Вскоре после освящения монастыря, один каноник, дон Хуан Ороско и Коваррубиас, проходил перед вратами. Увидел над ними крест и спросил, что это такое. Ему сказали, что это монастырь Босых, только что освященный, и он вошёл в часовню; поклонился кресту, стоявшему в алтаре, чуток помолился и прислал затем пажа, чтобы спросить, может ли он отслужить там мессу. Ему сказали: милости просим, — и каноник торжествовал священную литургию. Не отошёл он ещё от алтаря, когда прибыл возмущенный судья и яростно сказал служителю мессы: "Я бы предпочёл, чтобы мне сказали!". Дон Хуан Ороско оставался невозмутимым. Судья яростно вертелся, разыскивая, кто установил Пресвятую Деву. Монашки оставались во временном затворе. Хулиан де Авила спрятался, испуганный, под лестницей, а судья столкнулся с братом Хуаном де ла Крус. "Кто поставил это здесь?" — вопрошал он его, выходя из себя. Брат Хуан отвечал кротко, но судья нападал гневно: "немедленно убрать всё; точно следует направить вас в тюрьму!". И перед остолбенелыми взорами Матери и монахинь, которые видели это из затвора, судья начал разрушать то, что они так миловидно и любовно готовили всю ночь напролёт. Альгвазил некоторое время охранял ворота, чтобы воспрепятствовать продолжению мессы, а священник, также присланный судьёй, прибыл, чтобы убрать Пресвятую. Между тем, там находился брат Хуан, скромный и собранный, в невозмутимой ясности духа, со своим досточтимым обликом святого отшельника, как описывала его Мария Воплощения, присутствовавшая при том.

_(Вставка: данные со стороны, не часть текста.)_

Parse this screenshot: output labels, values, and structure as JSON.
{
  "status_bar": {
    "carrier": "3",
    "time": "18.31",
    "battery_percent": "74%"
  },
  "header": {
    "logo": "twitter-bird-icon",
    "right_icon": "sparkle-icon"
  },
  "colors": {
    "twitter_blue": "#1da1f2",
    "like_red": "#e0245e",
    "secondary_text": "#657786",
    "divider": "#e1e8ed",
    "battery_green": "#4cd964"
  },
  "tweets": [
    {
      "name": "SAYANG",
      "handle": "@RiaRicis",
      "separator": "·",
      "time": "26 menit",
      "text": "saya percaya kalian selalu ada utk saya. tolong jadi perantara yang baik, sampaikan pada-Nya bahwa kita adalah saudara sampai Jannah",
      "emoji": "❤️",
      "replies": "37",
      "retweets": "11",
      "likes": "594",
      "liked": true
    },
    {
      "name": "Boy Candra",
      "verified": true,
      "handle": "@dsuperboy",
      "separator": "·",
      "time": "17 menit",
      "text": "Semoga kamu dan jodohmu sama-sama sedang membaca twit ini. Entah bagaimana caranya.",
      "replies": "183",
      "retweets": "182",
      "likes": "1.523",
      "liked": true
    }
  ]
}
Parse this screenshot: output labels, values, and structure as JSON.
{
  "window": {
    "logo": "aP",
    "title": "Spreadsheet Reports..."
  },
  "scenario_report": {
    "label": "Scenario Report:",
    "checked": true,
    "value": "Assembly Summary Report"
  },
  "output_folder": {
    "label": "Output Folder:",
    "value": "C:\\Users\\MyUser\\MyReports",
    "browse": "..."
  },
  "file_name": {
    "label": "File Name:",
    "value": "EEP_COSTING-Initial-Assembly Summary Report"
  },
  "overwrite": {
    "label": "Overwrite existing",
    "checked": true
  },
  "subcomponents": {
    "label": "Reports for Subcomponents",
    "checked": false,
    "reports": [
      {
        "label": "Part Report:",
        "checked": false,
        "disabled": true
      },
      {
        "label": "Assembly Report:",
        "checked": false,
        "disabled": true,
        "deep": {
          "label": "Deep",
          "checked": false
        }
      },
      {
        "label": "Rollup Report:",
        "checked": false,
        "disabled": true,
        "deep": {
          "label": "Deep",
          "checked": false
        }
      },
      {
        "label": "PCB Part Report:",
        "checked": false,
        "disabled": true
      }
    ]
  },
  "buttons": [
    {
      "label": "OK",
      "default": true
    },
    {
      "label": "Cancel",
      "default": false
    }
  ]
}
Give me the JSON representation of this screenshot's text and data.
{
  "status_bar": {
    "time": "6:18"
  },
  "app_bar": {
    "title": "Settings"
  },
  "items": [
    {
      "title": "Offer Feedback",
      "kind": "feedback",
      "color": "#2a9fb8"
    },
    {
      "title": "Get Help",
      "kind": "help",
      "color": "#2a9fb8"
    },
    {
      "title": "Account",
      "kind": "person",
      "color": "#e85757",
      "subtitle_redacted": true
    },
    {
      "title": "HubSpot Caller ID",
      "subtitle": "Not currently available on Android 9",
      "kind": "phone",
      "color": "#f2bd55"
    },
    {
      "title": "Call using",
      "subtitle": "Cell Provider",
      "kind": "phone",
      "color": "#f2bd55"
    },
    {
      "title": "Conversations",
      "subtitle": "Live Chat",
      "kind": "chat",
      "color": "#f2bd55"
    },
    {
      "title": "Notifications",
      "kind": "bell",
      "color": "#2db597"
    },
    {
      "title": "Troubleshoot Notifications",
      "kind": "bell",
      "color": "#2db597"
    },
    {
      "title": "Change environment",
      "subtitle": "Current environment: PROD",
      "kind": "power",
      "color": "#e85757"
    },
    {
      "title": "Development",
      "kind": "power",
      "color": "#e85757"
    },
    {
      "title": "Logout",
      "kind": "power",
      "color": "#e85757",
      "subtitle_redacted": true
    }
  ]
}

Лучше или хуже, но конфликт с судьёй разрешился силою свидетельств и писаний, между тем как мать Тереза распорядилась о монастыре, и Хулиан де Авила выехал вместе с Гайтаном в Пастрану, чтобы отвезти монашек этого основания, которое Мать, сытая капризами принцессы Эболи, отменила. Брат Хуан де ла Крус возвратился в Авилу в одиночестве. То были последние дни марта 1574 г.